Cinergy released a report to its shareholders in December that addresses the potential financial risks of implementing future greenhouse gas emission reduction requirements. The report was prepared in response to a shareholder resolution. It also discusses the potential costs of complying with emission reduction targets in the Clear Skies Act that the Bush administration is trying to put through Congress, other versions of the multi-pollutant legislation, and the pending utility mercury reductions rule and clean air interstate rule proposed by EPA. American Electric Power and TXU have also reported on similar potential financial risks to their shareholders. The AEP report was released at the end of August, and the TXU report was issued in September.
The New York Public Service Commission announced that it has moved up the start date of the state’s renewable portfolio standard from 2006 to 2005 so that projects can participate in the program and still qualify for federal production tax credits. Projects must be in operation before January 1, 2006 to qualify for federal credits. The credits are worth 1.8 cents a kWh. They can be claimed on the electricity output for 10 years. The New York RPS requires that at least 25% of electricity sold to New York consumers must be generated from renewable energy sources by 2013.
Power plants, refineries, and other industrial facilities in the Los Angeles area will have to reduce their NOx emissions further starting in 2007 under recent changes to the so-called “regional clean air incentives market” or RECLAIM. The rule changes affect approximately 330 facilities and call for approximately a 20% reduction in NOx emissions.

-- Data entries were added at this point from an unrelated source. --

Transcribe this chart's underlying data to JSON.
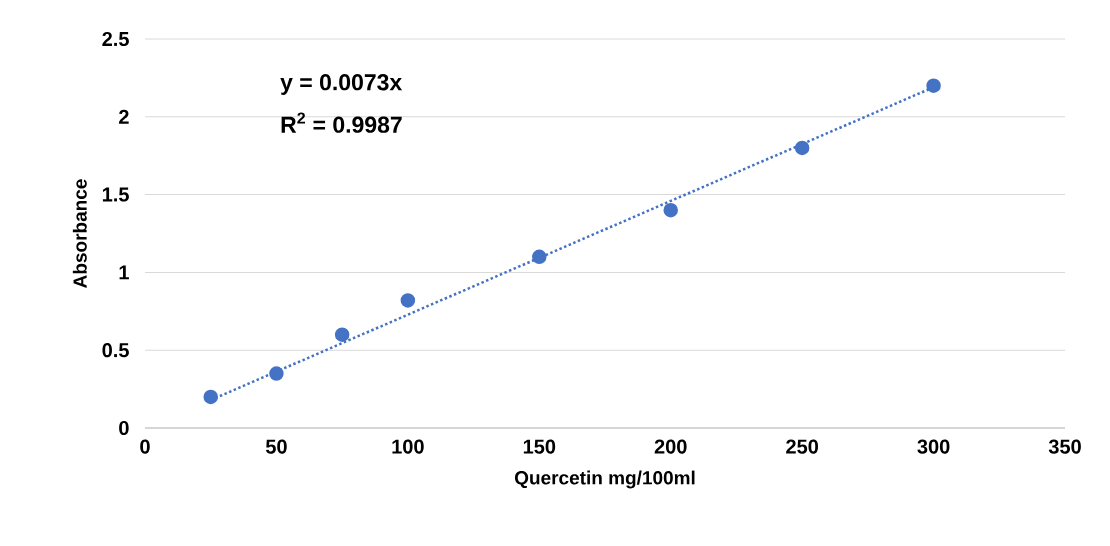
{
  "chart_data": {
    "type": "scatter",
    "xlabel": "Quercetin mg/100ml",
    "ylabel": "Absorbance",
    "annotations": [
      "y = 0.0073x",
      "R$^{2}$ = 0.9987"
    ],
    "series": [
      {
        "type": "scatter",
        "color": "#4472c4",
        "marker": "circle",
        "x": [
          25,
          50,
          75,
          100,
          150,
          200,
          250,
          300
        ],
        "values": [
          0.2,
          0.35,
          0.6,
          0.82,
          1.1,
          1.4,
          1.8,
          2.2
        ]
      },
      {
        "type": "line",
        "color": "#4472c4",
        "marker": "none",
        "line_style": "dotted",
        "x": [
          25,
          300
        ],
        "values": [
          0.18,
          2.19
        ]
      }
    ],
    "xlim": [
      0,
      350
    ],
    "xticks": [
      0,
      50,
      100,
      150,
      200,
      250,
      300,
      350
    ],
    "ylim": [
      0,
      2.5
    ],
    "yticks": [
      0,
      0.5,
      1,
      1.5,
      2,
      2.5
    ],
    "grid": "y"
  }
}
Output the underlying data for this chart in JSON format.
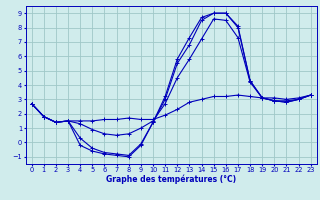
{
  "title": "Graphe des températures (°C)",
  "bg_color": "#d0ecec",
  "grid_color": "#a0c8c8",
  "line_color": "#0000bb",
  "xlim": [
    -0.5,
    23.5
  ],
  "ylim": [
    -1.5,
    9.5
  ],
  "xticks": [
    0,
    1,
    2,
    3,
    4,
    5,
    6,
    7,
    8,
    9,
    10,
    11,
    12,
    13,
    14,
    15,
    16,
    17,
    18,
    19,
    20,
    21,
    22,
    23
  ],
  "yticks": [
    -1,
    0,
    1,
    2,
    3,
    4,
    5,
    6,
    7,
    8,
    9
  ],
  "curves": [
    [
      2.7,
      1.8,
      1.4,
      1.5,
      1.5,
      1.5,
      1.6,
      1.6,
      1.7,
      1.6,
      1.6,
      1.9,
      2.3,
      2.8,
      3.0,
      3.2,
      3.2,
      3.3,
      3.2,
      3.1,
      3.1,
      3.0,
      3.1,
      3.3
    ],
    [
      2.7,
      1.8,
      1.4,
      1.5,
      0.3,
      -0.4,
      -0.7,
      -0.8,
      -0.9,
      -0.1,
      1.4,
      3.2,
      5.8,
      7.3,
      8.7,
      9.0,
      9.0,
      8.1,
      4.3,
      3.1,
      2.9,
      2.8,
      3.0,
      3.3
    ],
    [
      2.7,
      1.8,
      1.4,
      1.5,
      1.3,
      0.9,
      0.6,
      0.5,
      0.6,
      1.0,
      1.5,
      2.7,
      4.5,
      5.8,
      7.2,
      8.6,
      8.5,
      7.3,
      4.2,
      3.1,
      2.9,
      2.9,
      3.0,
      3.3
    ],
    [
      2.7,
      1.8,
      1.4,
      1.5,
      -0.2,
      -0.6,
      -0.8,
      -0.9,
      -1.0,
      -0.2,
      1.4,
      3.0,
      5.5,
      6.8,
      8.5,
      9.0,
      9.0,
      8.0,
      4.3,
      3.1,
      2.9,
      2.8,
      3.0,
      3.3
    ]
  ]
}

Affected RECLAIM facilities must reduce NOx emissions by 7.7 tons a day by 2011, starting with four tons a day in 2007 and increasing by 0.925 tons a day in each of the following four years. There will be a limited exemption for qualifying facilities that have already installed state-of-the-art pollution control. The RECLAIM rule revisions will also restore some of the emission trading authority for power producers that was suspended during the California energy crisis. Full trading rights will be restored on January 1, 2007.
The three major California utilities will now be required to calculate the financial costs of greenhouse gas emissions as part of their long-term energy purchases. The California Public Utilities Commission directed the utilities in mid-December to include a “carbon adder” when evaluating the cost to purchase electricity from power producers under long-term contracts. Under the Commission’s mandate, the utilities will reportedly need to assume a CO2 emissions cost of between $8 and $25 per ton. The Commission is expected to provide further guidance on the presumptive CO2 emission cost at a later date.